Highland dancing through the pain

“Whenever I think about quitting, I just can’t imagine it,” said second-year St. Thomas University student Cindy Kimove. “It’s just been such a huge part of my life for my entire life that I can’t see myself stopping.”

Second-year St. Thomas University student Cindy Kimove is jumping her way back into the world of highland dance competitions after an injury last year forced her out of the Canadian Championship finals.

“I danced the first day of the competition and I hurt myself,” she said. “The physio people on site told me not to dance, but the next day was the actual championship. So I danced anyway.”

But Kimove quickly realized she had made a bad decision.

“I did one dance and I almost fell on the stage,” she said. “One of my metatarsals [a group of five bones in the foot] came out of its track and I was still jumping on it. When I finished my dance I tried to walk off the stage and I fell down. It swelled up and then I had to drop out of the competition.”

Kimove is one of the premiere highland dancers in Canada. She’s a member of the Scottish Dance Company of Canada and is currently the New Brunswick provincial champion. Among her many titles, she has placed in the top ten at the World Highland Dance Championships in Scotland.

Kimove said her injury has not deterred her from dancing. She’s currently training to get back on top of her game.

“[The Canadian Championships were] heartbreaking for me, but I’m slowly trying to work my way back up,” she said. “That’s part of my motivation. I want to do well at one more Canadians.”

Highland dance consists of dancers jumping repeatedly on their toes without the support that a ballet shoe has. This constant stress on the feet makes foot injuries very common.

“As soon as I decide to stop competing, I’m going to have to get foot surgery,” Kimove said. “I have two huge bunions on my feet that need surgery and they’ll also need to straighten out my big toe and put a pin in it.”

Kimove also needs to have her hips relocated every three months. But she said the pain is worth it.

“Whenever I think about quitting, I just can’t imagine it,” she said. “It’s just been such a huge part of my life for my entire life that I can’t see myself stopping.”
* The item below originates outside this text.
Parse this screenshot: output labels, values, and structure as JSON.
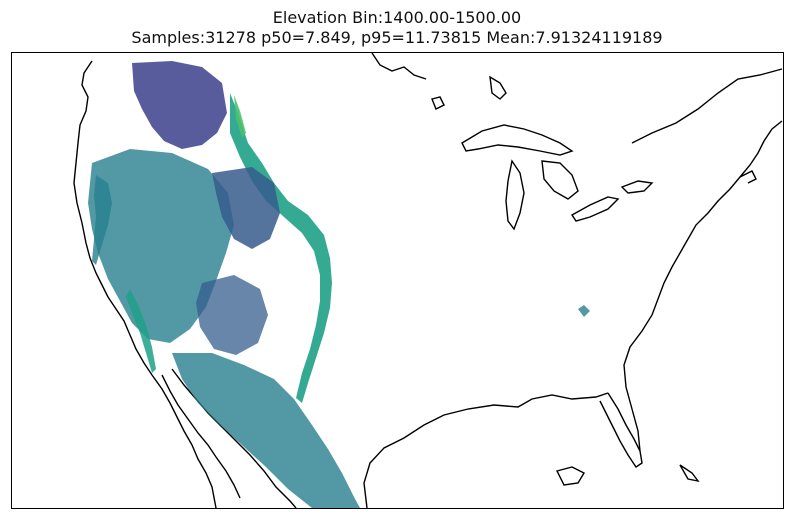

Although Kimove is a fierce competitor, she said performance is where her real passion for dance lies. She went to Cawthra Park Secondary School, a performance arts high school in Mississauga, Ont., where she was a dance major in ballet and modern.

Kimove gets to combine her love for highland dance with ballet and modern, while touring with the Scottish Dance Company of Canada. She danced on Broadway in New York City as part of Tartan Week – a venue she called one of her favourites.

“It was probably one the best audiences I’ve ever danced for. It was sold out, packed and it was crazy,” she said. “You just get goosebumps when you dance for an audience like that.”

Kimove says highland dance is limited in its traditional moves, so she likes choreographed dances that allow for more diversity.

“It gives more room for creativity. It shows off to an audience all the things you can do with your body,” she said. “Highland dancing is so restricting in its movements. But when you do stuff that has ballet and modern mixed in, you can just fly across the stage.”

When she’s not touring across North America, winning championships or going to class at STU, Kimove also teaches highland dance and choreographs as well. She’s lending her experience at Scot Dance New Brunswick Elite Camp in February, where she’ll be pushing the province’s top dancers to look into performance rather than focusing solely on competing.

“The Maritimes are overlooked a lot in highland dancing, but I know that New Brunswick is really pushing to be noticed right now on the national level,” she said.

With two years left at STU, Kimove is excited to continue to lend her experience and diversity to New Brunswick’s dance scene.
“New Brunswick has really stepped up its game in the last few years,” she said. “I’m excited about the direction it’s going in.”